Prefetch-and-Overlap Strategy

"The system can asynchronously retrieve embeddings from abundant host memory via PCIe. To effectively mask communication latency, the Engram module is placed at specific layers within the backbone, leveraging the computation of preceding layers as a buffer."

Measured Overhead (DRAM over PCIe)

"Offloading a 100B-parameter embedding table incurs a negligible throughput penalty, peaking at only 2.8% on the 8B backbone."

Measured on H800 with 512 sequences: throughput drops from 6315 tok/s to 6140 tok/s. This experiment forces all retrievals over PCIe from host DRAM — no NVMe experiment is shown in the paper.
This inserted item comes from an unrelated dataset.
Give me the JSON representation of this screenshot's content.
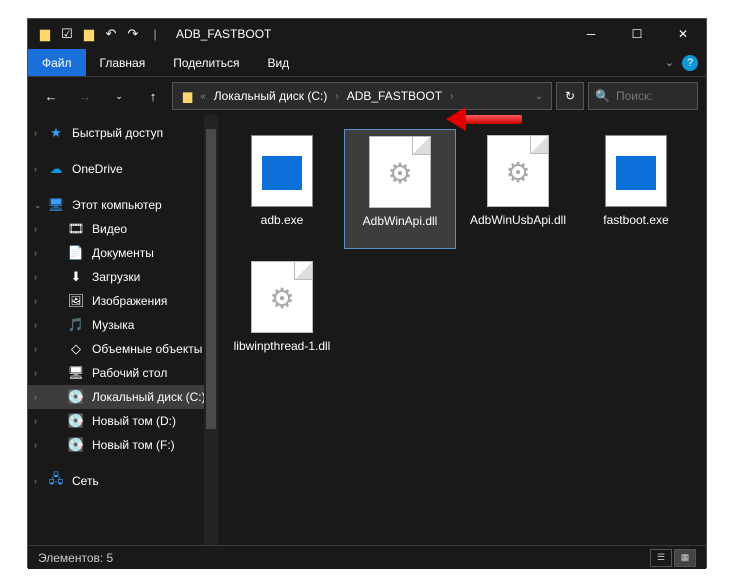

Bandwidth Reality Check *Projection

Each Engram layer retrieves 16 chunks totaling 1280 values/token. At FP16 that is ~2.56 KB/token/layer. At 6140 tok/s: ~15.7 MB/s per layer, ~31.4 MB/s for two layers.

Even pessimistically assuming every lookup triggers a full 4 KB random read: ~98k IOPS per layer, ~196k IOPS for two. Enterprise SSDs like the Micron 9550 (3.3M 4K random-read IOPS) or Kioxia FL6 (1.5M IOPS, 29 µs latency) handle this with headroom — but the software path (batching, coalescing, avoiding CPU bounce buffers) remains the real engineering challenge.

Access Pattern per Token

Key: All 16 hash IDs per Engram layer are computed from input tokens alone — no dependency on hidden states. Engram-27B uses 2 layers (32 total lookups per token).

This enables prefetching from any storage tier while earlier layers compute.